L'intransigeance allemande envenime le litige
Cette fois-ci, la Grèce n’est pas responsable de l’aggravation de la situation, argumente le professeur d’économie Ricardo Cabral dans Público :
«La dette publique de la Grèce est une nouvelle fois sur le devant de la scène, mais cette fois-ci, et c’est assez ahurissant, non pas à cause de la Grèce, mais d’un ancien 'conflit' entre le FMI et l'Eurogroupe, qui perdure depuis 2015. Ce dernier est dirigé par le ministre allemand des Finances, qui campe sur ses positions, et est soutenu par la Commission et le Mécanisme européen de stabilité [MES]. ... Le FMI, de son côté, plaide en faveur d’une restructuration de la dette publique grecque. ... Faute de quoi il ne serait pas disposé à participer à un nouveau plan de sauvetage de la Grèce. Mais Berlin fait barrage à une nouvelle décote et insiste pour que la participation du FMI à un quatrième programme de sauvetage soit inconditionnelle.»
Schäuble détruit la solidarité en donneur de leçons
Les projets du ministre allemand des Finances pourraient enterrer les espoirs d’une zone euro solidaire, redoute La Tribune :
«Wolfgang Schäuble avance dans son projet propre d'organisation européenne conforme à son fameux projet de 1994, ... : celle d'un 'noyau dur' de la zone euro. Et … cette option va se rapprocher : il s'agira de corriger la zone euro actuelle, soit par une exclusion des 'mauvais élèves', soit par une correction encore plus sévère avec plus de réformes et plus de conditions d'excédents primaires après 2018. … Il s'agit aussi de présenter de nouvelles règles non-écrites aux autres pays de la zone euro pour l'avenir : s'ajuster unilatéralement ou sortir. Au-delà de la Grèce, c'est donc l'avenir de la zone euro qui se joue en Grèce : si les plans de Wolfgang Schäuble s'appliquent, c'en sera fini des rêves de zone euro plus équilibrée et plus solidaire.»

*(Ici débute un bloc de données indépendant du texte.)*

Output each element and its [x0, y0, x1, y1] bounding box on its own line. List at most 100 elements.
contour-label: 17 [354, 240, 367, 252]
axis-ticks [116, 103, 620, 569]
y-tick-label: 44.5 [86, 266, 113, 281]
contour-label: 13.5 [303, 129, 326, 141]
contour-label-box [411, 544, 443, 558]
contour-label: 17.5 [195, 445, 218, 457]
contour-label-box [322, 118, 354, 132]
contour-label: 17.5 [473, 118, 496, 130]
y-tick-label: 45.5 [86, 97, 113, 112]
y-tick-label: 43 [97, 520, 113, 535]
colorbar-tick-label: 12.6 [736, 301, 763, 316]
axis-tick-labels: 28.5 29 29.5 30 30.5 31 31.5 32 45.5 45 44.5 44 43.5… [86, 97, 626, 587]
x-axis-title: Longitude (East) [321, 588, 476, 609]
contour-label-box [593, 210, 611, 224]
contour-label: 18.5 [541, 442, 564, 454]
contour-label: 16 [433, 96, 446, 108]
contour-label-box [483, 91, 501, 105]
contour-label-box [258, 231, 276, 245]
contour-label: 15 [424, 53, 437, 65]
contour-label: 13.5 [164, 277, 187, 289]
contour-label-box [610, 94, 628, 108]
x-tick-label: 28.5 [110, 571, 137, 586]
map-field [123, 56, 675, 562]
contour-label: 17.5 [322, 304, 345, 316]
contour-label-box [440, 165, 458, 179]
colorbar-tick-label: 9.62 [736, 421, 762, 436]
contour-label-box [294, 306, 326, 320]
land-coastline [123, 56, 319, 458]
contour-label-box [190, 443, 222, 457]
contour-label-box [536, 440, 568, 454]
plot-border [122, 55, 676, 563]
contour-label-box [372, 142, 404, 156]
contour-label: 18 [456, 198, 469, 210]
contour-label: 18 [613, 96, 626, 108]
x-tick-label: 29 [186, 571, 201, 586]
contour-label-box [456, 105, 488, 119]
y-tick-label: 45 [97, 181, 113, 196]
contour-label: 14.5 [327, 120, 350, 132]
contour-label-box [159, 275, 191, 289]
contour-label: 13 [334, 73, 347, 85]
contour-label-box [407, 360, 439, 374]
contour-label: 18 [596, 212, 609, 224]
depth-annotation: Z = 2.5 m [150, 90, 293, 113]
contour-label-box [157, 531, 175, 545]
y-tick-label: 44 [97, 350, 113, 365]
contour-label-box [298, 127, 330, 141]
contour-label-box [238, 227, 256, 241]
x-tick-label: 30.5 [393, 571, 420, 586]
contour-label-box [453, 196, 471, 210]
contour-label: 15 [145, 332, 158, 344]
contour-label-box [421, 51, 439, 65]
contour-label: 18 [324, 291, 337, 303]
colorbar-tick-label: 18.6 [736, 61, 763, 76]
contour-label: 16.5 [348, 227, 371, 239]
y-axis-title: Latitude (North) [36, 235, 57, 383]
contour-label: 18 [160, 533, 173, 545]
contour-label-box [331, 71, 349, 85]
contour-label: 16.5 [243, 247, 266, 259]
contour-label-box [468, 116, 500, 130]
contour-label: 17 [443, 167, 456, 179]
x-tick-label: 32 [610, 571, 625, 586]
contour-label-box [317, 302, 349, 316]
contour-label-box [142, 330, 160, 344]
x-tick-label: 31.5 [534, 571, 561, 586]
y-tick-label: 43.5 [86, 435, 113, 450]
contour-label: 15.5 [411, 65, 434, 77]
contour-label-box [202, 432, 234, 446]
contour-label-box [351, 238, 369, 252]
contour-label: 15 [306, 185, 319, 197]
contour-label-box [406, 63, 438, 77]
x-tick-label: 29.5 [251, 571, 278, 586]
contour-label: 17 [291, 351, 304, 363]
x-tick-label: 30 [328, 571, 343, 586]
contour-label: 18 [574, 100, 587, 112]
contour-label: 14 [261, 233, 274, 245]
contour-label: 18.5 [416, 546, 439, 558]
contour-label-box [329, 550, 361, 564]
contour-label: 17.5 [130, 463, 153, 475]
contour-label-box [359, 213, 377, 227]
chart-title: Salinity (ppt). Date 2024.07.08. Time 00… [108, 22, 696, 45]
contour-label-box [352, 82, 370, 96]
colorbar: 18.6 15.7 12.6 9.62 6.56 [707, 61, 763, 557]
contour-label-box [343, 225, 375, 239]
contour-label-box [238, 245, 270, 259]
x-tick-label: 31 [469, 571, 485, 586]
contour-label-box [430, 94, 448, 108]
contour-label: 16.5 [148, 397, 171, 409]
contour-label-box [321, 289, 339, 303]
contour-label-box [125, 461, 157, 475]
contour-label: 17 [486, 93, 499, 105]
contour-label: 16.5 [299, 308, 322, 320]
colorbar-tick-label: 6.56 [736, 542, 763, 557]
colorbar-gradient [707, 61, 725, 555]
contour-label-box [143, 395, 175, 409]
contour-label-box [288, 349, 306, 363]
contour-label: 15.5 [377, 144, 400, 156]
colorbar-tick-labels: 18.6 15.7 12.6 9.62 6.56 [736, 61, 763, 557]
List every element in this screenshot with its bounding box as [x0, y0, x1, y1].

Athènes doit être unie pour tenir tête à Berlin
La classe politique grecque est trop divisée pour opposer à l’hégémonie allemande une résistance efficace, déplore le quotidien proche du gouvernement Avgi :
«Les dirigeants allemands semblent ne pas vouloir changer de tactique sur la question grecque, et ont élaboré le nouveau modèle d’une Europe à deux vitesses. ... Dans ce combat inégal, la Grèce pourrait relever la tête si seulement elle était unie. Si toutes les forces politiques avaient saisi l'importance de l'enjeu pour l'avenir du pays. Imaginez un scénario dans lequel tous les politiques grecs diraient non aux propositions de Schäuble. Imaginez ce qu’il adviendrait si le pays ne cédait pas aux chantages. Un scénario inenvisageable car le leader de l’opposition et chef du parti conservateur Nea Dimokratia, Kyriakos Mitsotakis, veut devenir Premier ministre et la présidente des Socialistes du Pasok, Fofi Gennimata, veut elle aussi s’arroger sa part de pouvoir dans la colonie allemande.»

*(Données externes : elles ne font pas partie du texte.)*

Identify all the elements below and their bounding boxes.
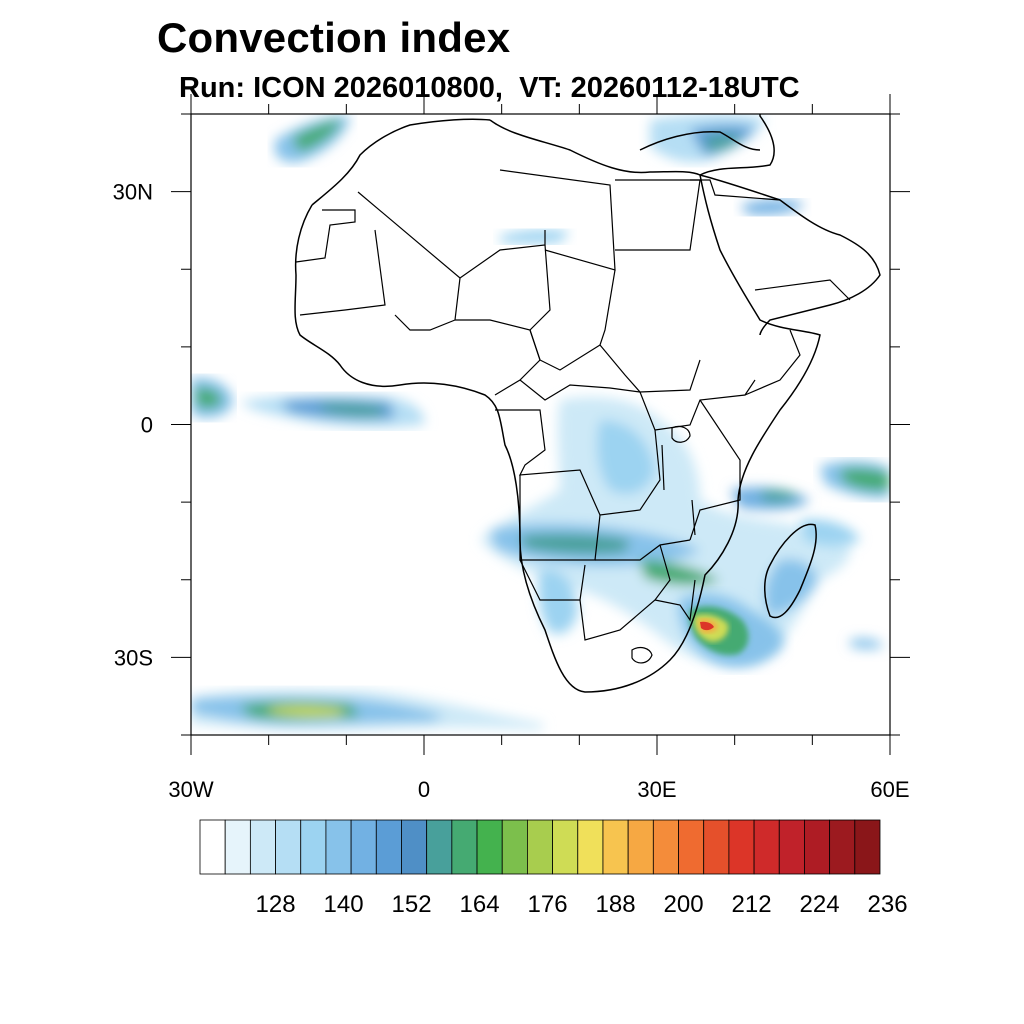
colorbar-swatch [627,819,654,875]
colorbar-swatch [678,819,705,875]
madagascar [764,523,817,619]
lon-label: 60E [870,777,909,802]
colorbar-swatch [728,819,755,875]
arabia-coast [699,174,881,336]
colorbar-swatch [375,819,402,875]
border-zambia [595,539,691,561]
colorbar-label: 212 [732,891,772,918]
colorbar-swatch [854,819,881,875]
border-sudan [599,269,701,393]
colorbar-swatch [703,819,730,875]
border-car [519,379,641,401]
africa-coastline [294,114,821,693]
colorbar-label: 236 [868,891,908,918]
border-niger [394,277,461,331]
colorbar-label: 164 [460,891,500,918]
axis-ticks [171,94,910,755]
colorbar-swatch [350,819,377,875]
colorbar-swatch [451,819,478,875]
lat-label: 30N [113,180,153,205]
axis-labels: 30N 0 30S 30W 0 30E 60E [113,180,910,802]
colorbar-label: 188 [596,891,636,918]
page-title: Convection index [157,14,511,61]
convection-field [191,114,890,731]
lakes [661,425,696,536]
coastlines [294,114,881,693]
colorbar-swatch [426,819,453,875]
field-sahara [500,229,570,244]
border-namibia [519,559,586,601]
colorbar-labels: 128 140 152 164 176 188 200 212 224 236 [256,891,908,918]
field-gulf-of-guinea [240,394,425,428]
border-horn [744,329,801,396]
border-drc [495,391,661,516]
border-angola [519,475,601,561]
colorbar-label: 128 [256,891,296,918]
border-egypt [615,179,701,251]
colorbar-swatch [476,819,503,875]
lon-label: 30E [637,777,676,802]
border-yemen [754,279,851,301]
page-subtitle: Run: ICON 2026010800, VT: 20260112-18UTC [179,72,800,104]
colorbar-swatch [501,819,528,875]
field-atlantic-west [191,377,233,418]
field-mozambique-intense [679,593,784,668]
field-arabia [740,199,805,215]
colorbar-swatch [829,819,856,875]
lake-victoria [671,425,691,443]
field-southern-africa [480,396,850,664]
turkey-coast [639,130,761,151]
border-botswana [579,544,671,641]
lake-malawi [691,499,696,536]
lon-label: 0 [418,777,430,802]
plot-area [191,114,890,735]
colorbar-swatch [527,819,553,875]
field-south-atlantic [191,689,545,731]
border-levant [690,179,781,201]
country-borders [295,169,851,664]
colorbar-swatch [778,819,805,875]
field-indian-ocean [820,460,890,499]
border-tanzania [689,399,741,541]
colorbar-swatch [577,819,604,875]
colorbar-swatch [753,819,780,875]
lat-label: 30S [114,645,153,670]
border-algeria-mali [357,191,546,279]
lake-tanganyika [661,444,665,491]
colorbar-swatch [249,819,276,875]
lat-label: 0 [141,413,153,438]
colorbar-swatch [300,819,327,875]
north-africa-coast [311,118,491,206]
colorbar-swatch [652,819,679,875]
colorbar-swatch [275,819,302,875]
colorbar-label: 176 [528,891,568,918]
colorbar-label: 200 [664,891,704,918]
border-morocco [295,209,356,263]
colorbar-swatch [804,819,831,875]
field-med-west [275,115,350,163]
colorbar-label: 152 [392,891,432,918]
lesotho [631,646,653,664]
colorbar-swatch [199,819,226,875]
border-mauritania [299,229,386,316]
border-mozambique [654,579,696,622]
colorbar-swatch [224,819,251,875]
colorbar-swatch [401,819,428,875]
border-nigeria [455,319,541,396]
lon-label: 30W [168,777,213,802]
colorbar-swatch [602,819,629,875]
colorbar [199,819,881,875]
border-libya [499,169,616,271]
colorbar-swatch [552,819,579,875]
colorbar-label: 224 [800,891,840,918]
colorbar-swatch [325,819,352,875]
libya-egypt-coast [489,119,701,176]
colorbar-label: 140 [324,891,364,918]
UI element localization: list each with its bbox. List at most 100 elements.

Une plaie qui ne se referme jamais
La recrudescence de la crise grecque se produit au plus mauvais moment, constate De Tijd , inquiet :
«Sept ans après le début de la crise grecque, on constate que le problème n’a absolument pas été résolu. … Premièrement, les créanciers n'ont accordé aucune remise de dette à la Grèce. … Deuxièmement, le pays tarde à mettre en place les réformes structurelles nécessaires. Les deux camps ont de bonnes raisons de défendre leur position respective. Mais la conséquence de ceci, c’est que la blessure grecque reste purulente. … Tant que l’Europe, le FMI et le gouvernement grec camperont sur leurs positions et refuseront tout compromis, on ne peut s’attendre à de véritable avancée. Faut-il que l’euro soit directement menacé pour que la situation se débloque ? Vu l’absence de leadership et la confusion qui caractérisent l’Europe ces derniers mois, il n’est pas dit qu’une réponse soit donnée.»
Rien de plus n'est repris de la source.